Enfin, le dernier volet du projet de loi tire les conséquences, en droit français, de la décision du Parlement européen et du Conseil du 25 octobre 2011 relative aux modalités d'accès au service public réglementé offert par Galileo : afin de permettre l'accès de notre pays à ce service, le projet de loi introduit un cadre réglementaire assurant sa bonne utilisation et assorti de sanctions pénales. Il ne s'agit donc pas d'une transposition.

Quelques observations générales, avant l'examen détaillé. D'abord ces trois volets ne posent aucun problème au regard de la subsidiarité : le trafic d'armes et la cybercriminalité sont par nature sans frontières, et Galileo est un système européen. Ensuite, il n'y a pas de sur-transposition - un gros mot au Sénat ! - si ce n'est pour la directive « NIS », mais pour des motifs assumés par le Gouvernement et en lien avec les objectifs du texte. Enfin, la transposition de directives relevant des engagements internationaux de la France, l'examen de ce projet de loi est naturellement plus contraint que dans le cadre d'un projet de loi ordinaire.

La conscience des risques associés aux cyberattaques est très largement partagée en Europe au sein des autorités publiques et des grandes entreprises ; elle l'est moins parmi les PME. Le texte offre un socle de mesures de sécurité pour améliorer la fiabilité et la résilience des réseaux et systèmes d'information, assorti d'un contrôle par l'autorité administrative pouvant déboucher sur des sanctions. Les opérateurs ont l'obligation de signaler les incidents affectant leurs réseaux et systèmes d'information. Deux catégories d'acteurs sont concernées : les opérateurs de services essentiels et les fournisseurs de service numérique.

L'article 1er du projet de loi définit la notion de réseaux et systèmes d'information. L'article 2 exclut du périmètre d'application les systèmes faisant déjà l'objet de mesures similaires. L'article 3 traite des règles de confidentialité ; l'article 4 indique qu'un décret en Conseil d'État fixera les modalités réglementaires d'application du dispositif.

L'article 5 définit les opérateurs de services essentiels comme ceux dont un dysfonctionnement ou un arrêt causés par une cyberattaque mettent en cause le fonctionnement de la société et de l'économie. Cette notion recoupe partiellement celle d'opérateur d'importance vitale introduite par la loi de programmation militaire de 2013. Ces opérateurs, désignés par le ministre et dont la liste est confidentielle, seraient au nombre de 250 environ et font l'objet d'obligations spécifiques.

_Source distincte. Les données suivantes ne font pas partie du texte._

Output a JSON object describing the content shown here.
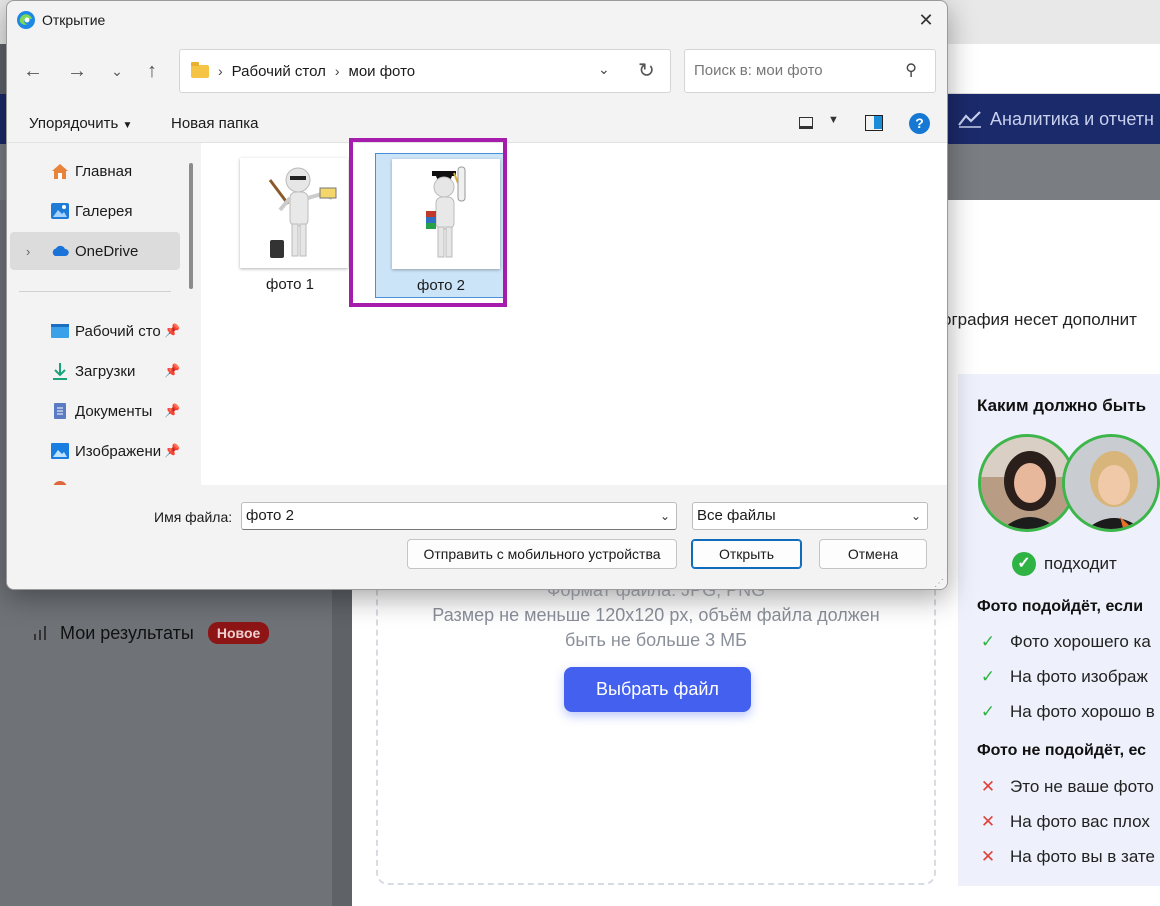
{
  "background": {
    "nav_item": "Аналитика и отчетн",
    "intro_text": "ография несет дополнит",
    "my_results": "Мои результаты",
    "my_results_badge": "Новое",
    "upload": {
      "format_text": "Формат файла: JPG, PNG",
      "size_text_1": "Размер не меньше 120x120 px, объём файла должен",
      "size_text_2": "быть не больше 3 МБ",
      "choose_button": "Выбрать файл"
    },
    "requirements": {
      "title": "Каким должно быть",
      "ok_label": "подходит",
      "good_heading": "Фото подойдёт, если",
      "good_items": [
        "Фото хорошего ка",
        "На фото изображ",
        "На фото хорошо в"
      ],
      "bad_heading": "Фото не подойдёт, ес",
      "bad_items": [
        "Это не ваше фото",
        "На фото вас плох",
        "На фото вы в зате"
      ]
    },
    "colors": {
      "nav": "#1b2a6b",
      "button": "#4361ee",
      "check": "#2fb344",
      "cross": "#e0413a",
      "badge": "#8e1515"
    }
  },
  "dialog": {
    "title": "Открытие",
    "breadcrumb": [
      "Рабочий стол",
      "мои фото"
    ],
    "search_placeholder": "Поиск в: мои фото",
    "toolbar": {
      "organize": "Упорядочить",
      "new_folder": "Новая папка"
    },
    "nav_items": [
      {
        "label": "Главная",
        "icon": "home-icon"
      },
      {
        "label": "Галерея",
        "icon": "gallery-icon"
      },
      {
        "label": "OneDrive",
        "icon": "cloud-icon",
        "selected": true
      },
      {
        "label": "Рабочий сто",
        "icon": "desktop-icon",
        "pinned": true
      },
      {
        "label": "Загрузки",
        "icon": "download-icon",
        "pinned": true
      },
      {
        "label": "Документы",
        "icon": "document-icon",
        "pinned": true
      },
      {
        "label": "Изображени",
        "icon": "image-icon",
        "pinned": true
      }
    ],
    "files": [
      {
        "name": "фото 1",
        "selected": false
      },
      {
        "name": "фото 2",
        "selected": true
      }
    ],
    "filename_label": "Имя файла:",
    "filename_value": "фото 2",
    "filetype": "Все файлы",
    "buttons": {
      "mobile": "Отправить с мобильного устройства",
      "open": "Открыть",
      "cancel": "Отмена"
    },
    "highlight_color": "#a61cad"
  }
}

Privés ou publics, les opérateurs de services essentiels répondraient à trois critères. Il s'agirait tout d'abord d'opérateurs fournissant « un service essentiel au fonctionnement de la société et de l'économie ». La directive identifie, à cet égard, sept secteurs, dont l'énergie, les transports, la santé et l'eau potable. La sur-transposition que j'évoquais porte sur la définition plus large retenue par le Gouvernement : alors que la directive définit ces opérateurs comme « assurant un service essentiel au maintien d'activités sociétales et/ou économiques critiques », le projet de loi n'introduit pas de notion de criticité. Cette définition permettrait, selon le Gouvernement, d'inclure des opérateurs des secteurs du tourisme, de l'agro-alimentaire, des assurances ou encore de la construction automobile, à travers les problématiques de la voiture autonome et des objets connectés ; au total, 600 entreprises pourraient entrer dans le champ d'application du projet de loi.

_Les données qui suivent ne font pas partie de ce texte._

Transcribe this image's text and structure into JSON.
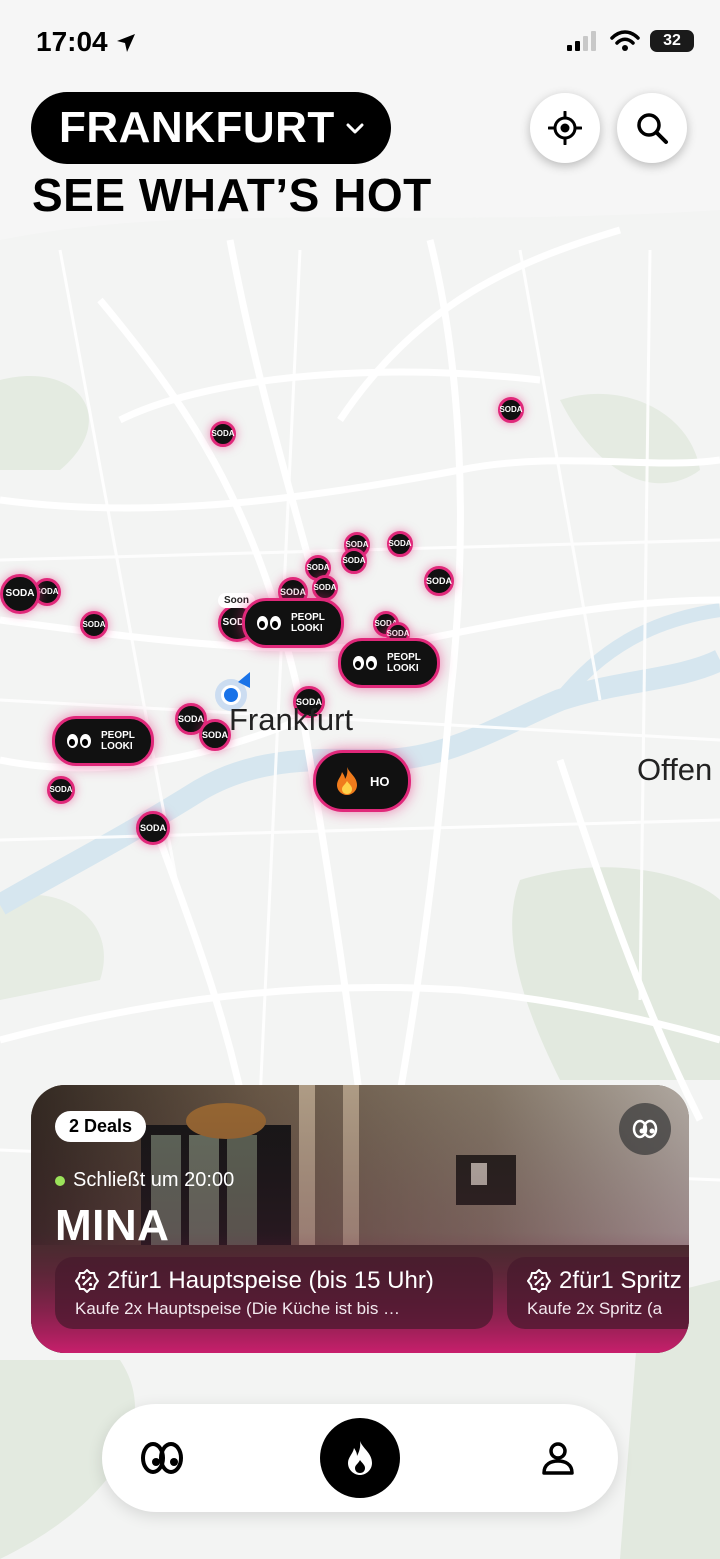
{
  "status_bar": {
    "time": "17:04",
    "battery": "32"
  },
  "header": {
    "city": "FRANKFURT",
    "headline": "SEE WHAT’S HOT"
  },
  "map": {
    "soda_label_top": "SO",
    "soda_label_bottom": "DA",
    "soda_short": "SO DA",
    "people_label_1": "PEOPL",
    "people_label_2": "LOOKI",
    "hot_label": "HO",
    "soon_label": "Soon",
    "city_label": "Frankfurt",
    "offenbach_label": "Offen"
  },
  "venue_card": {
    "deals_count": "2 Deals",
    "closes": "Schließt um 20:00",
    "name": "MINA",
    "deals": [
      {
        "title": "2für1 Hauptspeise (bis 15 Uhr)",
        "subtitle": "Kaufe 2x Hauptspeise (Die Küche ist bis …"
      },
      {
        "title": "2für1 Spritz",
        "subtitle": "Kaufe 2x Spritz (a"
      }
    ]
  },
  "colors": {
    "accent": "#e0287a",
    "dark": "#111111",
    "open": "#9be35a"
  }
}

Cet élargissement est conforme à l'esprit de la directive ; néanmoins, il risque d'affecter la capacité des autorités à exercer un contrôle réel et présente un coût non négligeable, même si l'on sait que le coût des cyberattaques est également élevé. L'étude d'impact évalue de 1 à 2 millions d'euros par opérateur le coût de mise en place des mesures de sécurité exigées par la directive ; mais nombre d'entreprises concernées dépensent déjà probablement beaucoup plus. L'effet d'une telle mesure est systémique puisque les 600 entreprises qui devraient être concernées, pour l'essentiel de grande taille, et qui devront garantir la sécurité de leurs systèmes d'information, répercuteront ces exigences sur leurs sous-traitants. De plus, l'entrée en vigueur en 2018 du règlement européen sur la protection des données personnelles représentera un coût supplémentaire d'un milliard d'euros pour les entreprises.

Le deuxième critère d'identification d'un opérateur économique essentiel est que la fourniture du service essentiel soit tributaire des réseaux et des systèmes d'information ; le troisième et dernier critère est qu'un incident perturberait gravement la délivrance de ce service.

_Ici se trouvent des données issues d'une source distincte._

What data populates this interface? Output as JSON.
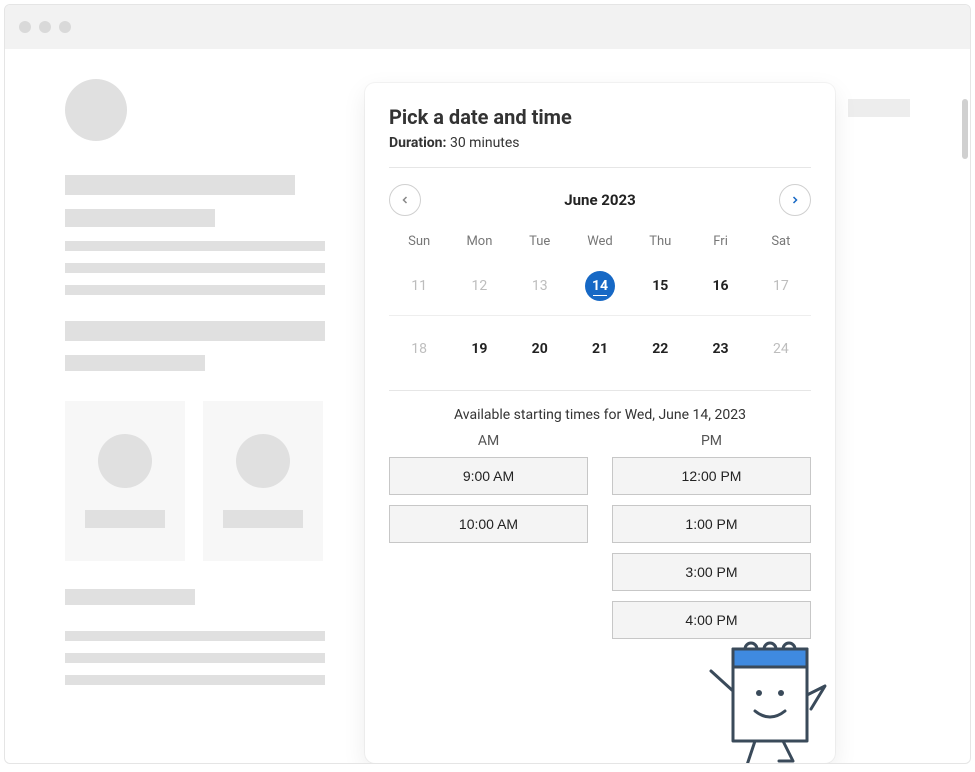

Le Gouvernement a fait le choix de maintenir les deux catégories distinctes d'opérateur d'importance vitale et d'opérateur de services essentiels. Ce n'est pas idéal, mais faire un autre choix reviendrait à modifier la loi de programmation militaire : en effet, les opérateurs d'importance vitale se voient imposer des dispositions, notamment en matière de sécurité des bâtiments et du personnel, qui vont bien au-delà des obligations des opérateurs de services essentiels.

Où faut-il insérer le texte dans la législation ? Aucune codification n'est prévue. Je n'ignore pas que notre commission n'apprécie pas les dispositions isolées ; toutefois le Conseil d'État n'a pas préconisé de codification, le texte oscillant entre le code de la sécurité intérieure et le code de la défense.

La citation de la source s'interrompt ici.